An attack by 1/7th Queen’s on Hill 101 and the Points 94 and 92 ridge after dark was contemplated, and 2nd Buffs was placed under command of 131 Brigade to take over the eastern side of the depression. Owing to the difficulty of securing a suitable start line and other administrative problems, this was postponed until 3.00am. However, by then the general alertness of the enemy finally caused the attack to be abandoned. It was decided instead to stabilise the positions gained on the north and east sides of the Deir El Munassib during the 1st October. 1/5th Queen’s was withdrawn into reserve to the area of Cairn 88, northeast of The Pimples, and that evening 2nd Buffs reverted to command 132 Brigade. The Scots Greys returned to 7th Armoured Division during the night of the 1st/2nd October. That same night a new minefield was laid by the 11th Field Company RE from the south-eastern end of the depression southwards and then eastwards, where it joined with the existing Nuts minefield.

On the night of the 3rd/4th October 131 Brigade was relieved by 132 Brigade, and went back to the ‘Hog’s Back’ position. Total casualties during Operation Braganza had been 12 officers and 260 men of the 1/5th Queen’s; and 4 officers and 52 men of 1/6th Queen’s, which included Major J.R. Priestley, OC Headquarter Company, who was killed by a mine almost at the end of the operation.

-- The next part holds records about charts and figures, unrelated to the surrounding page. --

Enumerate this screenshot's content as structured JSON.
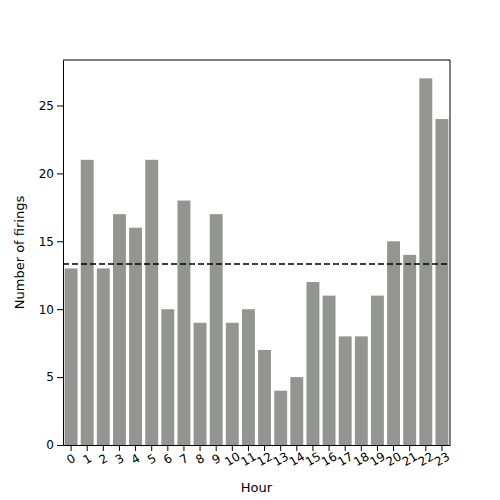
{
  "chart_data": {
    "type": "bar",
    "x_label": "Hour",
    "y_label": "Number of firings",
    "categories": [
      "0",
      "1",
      "2",
      "3",
      "4",
      "5",
      "6",
      "7",
      "8",
      "9",
      "10",
      "11",
      "12",
      "13",
      "14",
      "15",
      "16",
      "17",
      "18",
      "19",
      "20",
      "21",
      "22",
      "23"
    ],
    "values": [
      13,
      21,
      13,
      17,
      16,
      21,
      10,
      18,
      9,
      17,
      9,
      10,
      7,
      4,
      5,
      12,
      11,
      8,
      8,
      11,
      15,
      14,
      27,
      24
    ],
    "color": "#929591",
    "mean": 13.33,
    "ylim": [
      0,
      28.35
    ],
    "yticks": [
      0,
      5,
      10,
      15,
      20,
      25
    ],
    "grid": false
  }
}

Operation Braganza had met with only limited success, but it certainly served a good purpose in attracting the attention of the enemy towards the south and away from the future scene of the Eighth Army’s main attack. Munassib was a much tougher proposition than had been anticipated, with the Folgore parachute troops proving themselves to be well trained and reliable, almost to be compared with the German formations. Munassib was unsuccessfully attacked again during the main battle, and was only occupied when the enemy finally withdrew along the whole front.